Il commissariamento della seconda federazione regionale per numero di iscritti da parte della direzione nazionale di Sinistra italiana sta provocando molte reazioni in Toscana, perlopiù negative e facilmente rintracciabili in quella agorà pubblica che è la rete. Di fronte a un Pd che per bocca di Eugenio Giani plaude all’autonomia differenziata (“E arrivato il momento, la ministra Gelmini ha fatto un ottimo lavoro”), snobba di fatto le proposte di Rosy Bindi e Vannino Chiti di una forte iniziativa politica dem per il cessate il fuoco nel conflitto russo-ucraino, e conferma l’asse preferenziale con Italia Viva in vista dei prossimi appuntamenti elettorali, agli occhi di militanti e simpatizzanti di Si il provvedimento evoca “purghe” di antica memoria.
Le comunicazioni ancora non sono arrivate ai destinatari: “Stiamo aspettando il dispositivo – spiega la segretaria commissariata Alessia Petraglia – le motivazioni e il nome del commissario”. Ma sia le parole di Fabio Venneri, responsabile regionale dell’organizzazione del partito toscano, che il comunicato ufficiale della federazione genovese, anch’essa commissariata, raccontano che le accuse sono quelle di aver espresso dissenso sulla linea di allearsi elettoralmente con il Pd lettiano, +Europa di Emma Bonino e l’Impegno civico di Luigi Di Maio, e di non essersi impegnati abbastanza in campagna elettorale.
“Come si misura l’impegno in campagna elettorale – osserva sul punto Petraglia – quando in Toscana abbiamo preso quasi il 5%?. A me invece pare che le motivazioni politiche risalgano alle elezioni regionali del 2020, quando due terzi dei nostri iscritti non accettarono di allearsi con il Pd e Italia Viva per eleggere Giani, e poi nessuno della direzione nazionale venne in Toscana per sostenere Tommaso Fattori”.
Quanto al dissenso, che ad agosto portò quasi un terzo dell’assemblea nazionale a chiedere, secondo lo Statuto del partito, una consultazione degli iscritti che fu invece negata, la segretaria commissariata risponde nel merito: “Il nodo è politico.
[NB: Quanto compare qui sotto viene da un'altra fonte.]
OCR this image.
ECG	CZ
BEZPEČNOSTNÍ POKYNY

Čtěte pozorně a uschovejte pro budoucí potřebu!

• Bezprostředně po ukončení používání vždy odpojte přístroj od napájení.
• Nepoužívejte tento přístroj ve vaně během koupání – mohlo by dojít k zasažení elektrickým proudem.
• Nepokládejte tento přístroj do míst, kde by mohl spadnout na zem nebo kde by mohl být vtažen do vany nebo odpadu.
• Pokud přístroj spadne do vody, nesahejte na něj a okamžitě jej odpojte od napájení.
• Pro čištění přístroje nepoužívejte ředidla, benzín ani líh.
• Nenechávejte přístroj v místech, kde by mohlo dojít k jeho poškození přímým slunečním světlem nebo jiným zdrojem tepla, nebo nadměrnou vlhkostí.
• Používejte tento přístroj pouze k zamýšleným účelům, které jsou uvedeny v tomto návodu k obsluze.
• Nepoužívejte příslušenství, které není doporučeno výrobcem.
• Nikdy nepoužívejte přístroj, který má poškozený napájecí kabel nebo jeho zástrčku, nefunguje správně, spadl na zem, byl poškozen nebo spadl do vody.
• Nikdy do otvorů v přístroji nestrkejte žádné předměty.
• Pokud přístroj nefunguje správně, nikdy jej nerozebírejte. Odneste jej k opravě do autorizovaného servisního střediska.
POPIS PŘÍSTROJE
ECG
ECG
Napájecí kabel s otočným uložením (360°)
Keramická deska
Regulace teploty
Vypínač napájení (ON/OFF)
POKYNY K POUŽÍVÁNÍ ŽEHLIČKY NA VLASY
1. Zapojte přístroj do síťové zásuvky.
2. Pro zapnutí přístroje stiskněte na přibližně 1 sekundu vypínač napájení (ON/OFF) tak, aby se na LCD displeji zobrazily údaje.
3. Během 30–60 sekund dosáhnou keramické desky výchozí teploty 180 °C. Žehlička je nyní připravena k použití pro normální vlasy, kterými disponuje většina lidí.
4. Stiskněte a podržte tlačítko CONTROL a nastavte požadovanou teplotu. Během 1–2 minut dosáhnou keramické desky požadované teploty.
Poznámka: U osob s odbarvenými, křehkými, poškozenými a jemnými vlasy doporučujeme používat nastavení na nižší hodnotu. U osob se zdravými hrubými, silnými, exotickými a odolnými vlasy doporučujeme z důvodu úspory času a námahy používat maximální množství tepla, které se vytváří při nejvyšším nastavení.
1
Al nostro ultimo congresso, l’anno scorso, fu approvata una linea, quella di sostenere un ‘campo largo’ con Pd e M5s per battersi al meglio contro le destre. Se invece scelgo, come successo ad agosto, un accordo seppur ‘tecnico’ con il solo Pd, senza un tentativo con i 5 Stelle per poi ragionare col Pd per una proposta di governo alternativa a quella della destra, scelgo dove stare”.
Il risultato, nelle parole del politologo Antonio Floridia alla iniziativa post-elettorale “Sinistra, che fare?”, dopo un’analisi dei flussi di voti, ha detto che “nella scelta del Pd di fermare il dialogo con il M5s c’è stato il momento della perdita di speranza del centrosinistra di poter competere a queste elezioni”. “La sconfitta – osserva a sua volta Petraglia – è anche figlia di due dati. Uno di metodo: non si può chiamare al voto solo ‘per fare argine contro la destra’. L’altro di merito, perché non abbiamo opposto alla destra una visione di governo alternativa. A partire dalla pace, dal no al riarmo e all’invio di armamenti”.
Di fronte al commissariamento, i militanti toscani di Si non intendono comunque lasciare il partito: “Perché dovremmo farlo? Siamo una esperienza in crescita, abbiamo numeri ed energie. Ma siamo molto amareggiati, perché ci hanno dipinti come inadeguati, che il partito toscano è politicamente scadente, e che non abbiamo relazioni all’esterno. Eppure i nostri risultati dicono tutt’altro. Dicono che la sinistra in questo paese sarebbe ancora vitale, se avesse al centro della sua azione programmi politici precisi. A partire dalla pace”.